Press Releases

CIEDRA: An Idaho Solution to Idaho Land Management

I began this process ten years ago after a meeting with ranchers. They were under the constant threat of losing their livelihoods because of lawsuits filed against them. I agreed to bring together county commissioners, recreationists, and conservationists to find long-term stability for all interested parties in the face of serious land management conflicts in this area.

For nearly a decade I have worked with Idahoans to solve land management issues in central Idaho.  In ten years, it’s easy for the facts to become distorted and the issues that prompted action in the first place to be overlooked. 

So let’s look at the facts.  CIEDRA is an Idaho solution crafted by Idahoans, not federal bureaucrats or outside interests—right down to compromising on which trails to close and which to keep open. 

For decades, Idaho’s congressional delegation has tried—and failed—to find a solution to the complicated issues in central Idaho because passions run high when it comes to deciding how to manage this land.  But eventually, lawsuits, ESA restrictions, and other conflicts forced all parties to reconsider the need to compromise.

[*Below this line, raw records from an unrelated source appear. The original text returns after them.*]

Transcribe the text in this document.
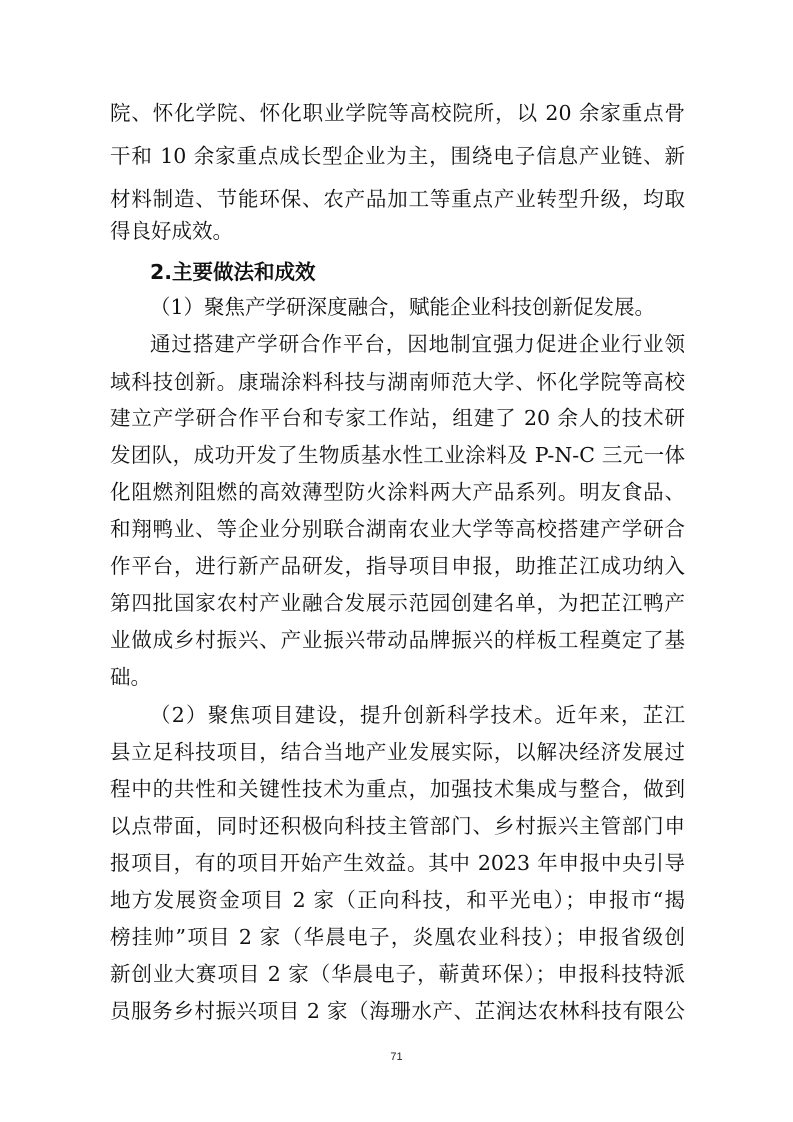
院、怀化学院、怀化职业学院等高校院所，以 20 余家重点骨
干和 10 余家重点成长型企业为主，围绕电子信息产业链、新
材料制造、节能环保、农产品加工等重点产业转型升级，均取
得良好成效。
2.主要做法和成效
（1）聚焦产学研深度融合，赋能企业科技创新促发展。
通过搭建产学研合作平台，因地制宜强力促进企业行业领
域科技创新。康瑞涂料科技与湖南师范大学、怀化学院等高校
建立产学研合作平台和专家工作站，组建了 20 余人的技术研
发团队，成功开发了生物质基水性工业涂料及 P-N-C 三元一体
化阻燃剂阻燃的高效薄型防火涂料两大产品系列。明友食品、
和翔鸭业、等企业分别联合湖南农业大学等高校搭建产学研合
作平台，进行新产品研发，指导项目申报，助推芷江成功纳入
第四批国家农村产业融合发展示范园创建名单，为把芷江鸭产
业做成乡村振兴、产业振兴带动品牌振兴的样板工程奠定了基
础。
（2）聚焦项目建设，提升创新科学技术。近年来，芷江
县立足科技项目，结合当地产业发展实际，以解决经济发展过
程中的共性和关键性技术为重点，加强技术集成与整合，做到
以点带面，同时还积极向科技主管部门、乡村振兴主管部门申
报项目，有的项目开始产生效益。其中 2023 年申报中央引导
地方发展资金项目 2 家（正向科技，和平光电）；申报市“揭
榜挂帅”项目 2 家（华晨电子，炎凰农业科技）；申报省级创
新创业大赛项目 2 家（华晨电子，蕲黄环保）；申报科技特派
员服务乡村振兴项目 2 家（海珊水产、芷润达农林科技有限公
71
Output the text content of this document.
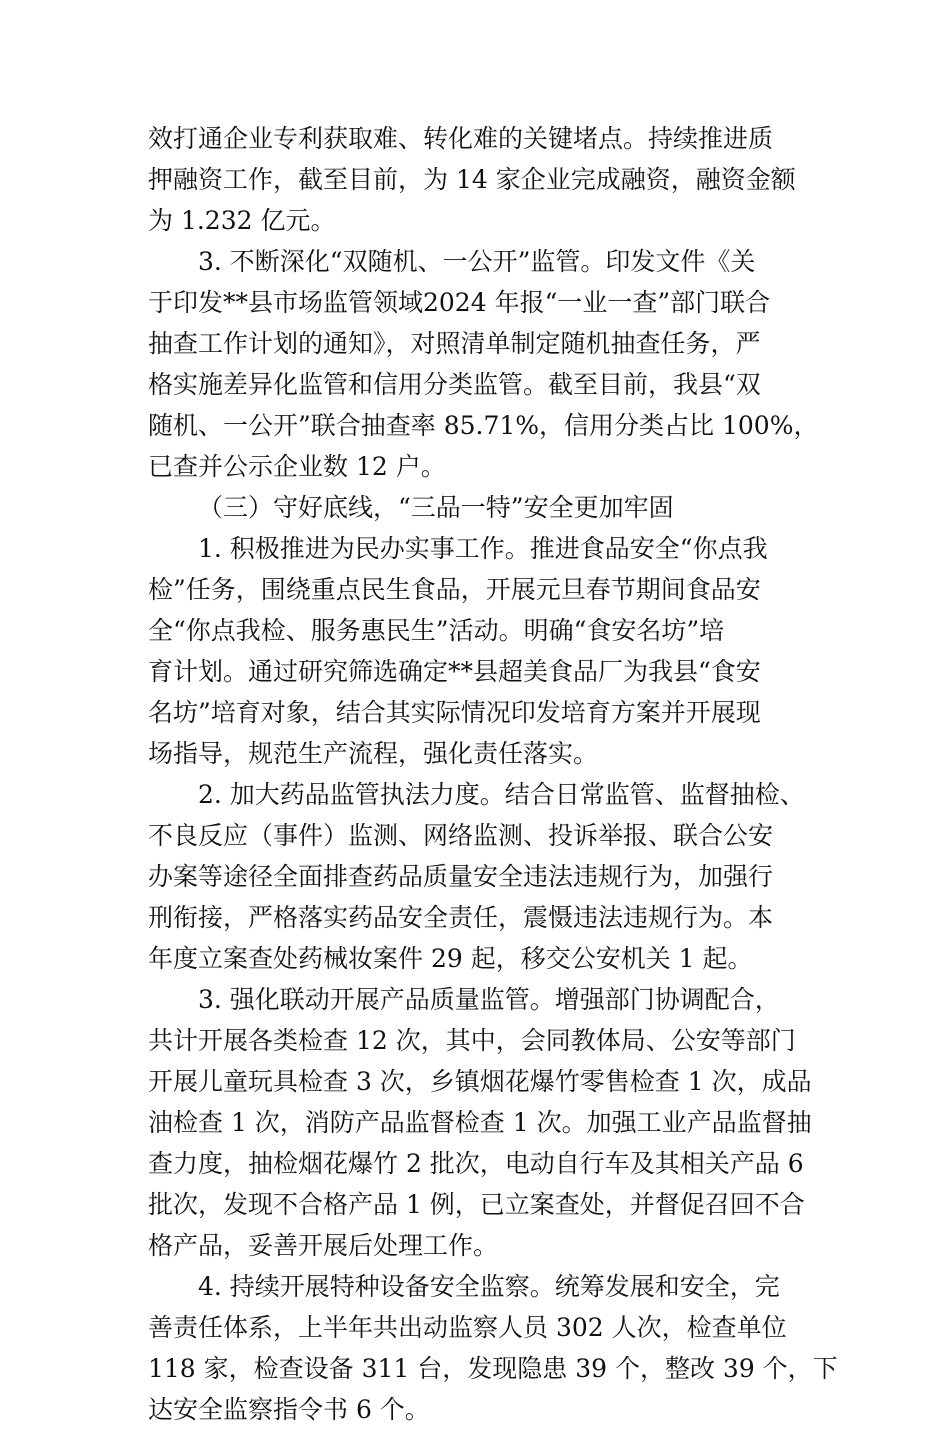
效打通企业专利获取难、转化难的关键堵点。持续推进质
押融资工作，截至目前，为 14 家企业完成融资，融资金额
为 1.232 亿元。
3. 不断深化“双随机、一公开”监管。印发文件《关
于印发**县市场监管领域2024 年报“一业一查”部门联合
抽查工作计划的通知》，对照清单制定随机抽查任务，严
格实施差异化监管和信用分类监管。截至目前，我县“双
随机、一公开”联合抽查率 85.71%，信用分类占比 100%，
已查并公示企业数 12 户。
（三）守好底线，“三品一特”安全更加牢固
1. 积极推进为民办实事工作。推进食品安全“你点我
检”任务，围绕重点民生食品，开展元旦春节期间食品安
全“你点我检、服务惠民生”活动。明确“食安名坊”培
育计划。通过研究筛选确定**县超美食品厂为我县“食安
名坊”培育对象，结合其实际情况印发培育方案并开展现
场指导，规范生产流程，强化责任落实。
2. 加大药品监管执法力度。结合日常监管、监督抽检、
不良反应（事件）监测、网络监测、投诉举报、联合公安
办案等途径全面排查药品质量安全违法违规行为，加强行
刑衔接，严格落实药品安全责任，震慑违法违规行为。本
年度立案查处药械妆案件 29 起，移交公安机关 1 起。
3. 强化联动开展产品质量监管。增强部门协调配合，
共计开展各类检查 12 次，其中，会同教体局、公安等部门
开展儿童玩具检查 3 次，乡镇烟花爆竹零售检查 1 次，成品
油检查 1 次，消防产品监督检查 1 次。加强工业产品监督抽
查力度，抽检烟花爆竹 2 批次，电动自行车及其相关产品 6
批次，发现不合格产品 1 例，已立案查处，并督促召回不合
格产品，妥善开展后处理工作。
4. 持续开展特种设备安全监察。统筹发展和安全，完
善责任体系，上半年共出动监察人员 302 人次，检查单位
118 家，检查设备 311 台，发现隐患 39 个，整改 39 个，下
达安全监察指令书 6 个。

I began this process ten years ago after a meeting with ranchers.  They were under the constant threat of losing their livelihoods because of lawsuits filed against them.  I agreed to bring together county commissioners, recreationists, and conservationists to find long-term stability for all interested parties in the face of serious land management conflicts in this area.

After working closely with the wide range of stakeholders for a decade, I feel more strongly than ever that the problems caused by the current status of the Boulder-White Clouds must be addressed.  If we leave things as they are, we give federal agencies free rein to cut off existing access or change land use policies at any time.  There is a real risk that the Obama Administration could unilaterally designate this area as a national monument, giving Idahoans no input into how the land on which they live and recreate is managed.

The stakeholders know these challenges can’t be ignored, and they’ve crafted an Idaho solution.  Each group has had to compromise, but they are standing behind this bill and the solutions it proposes. 

They have struck a delicate balance to solve complex issues, including conservation, recreation, and community development, and they have given the East Fork ranchers hope for the future.  Most importantly, they make sure that Idahoans have a say in land use decisions in our back yard.

Extremists on both sides of this issue may refuse to find middle ground, but for most Idahoans, this solution is one we can’t do without.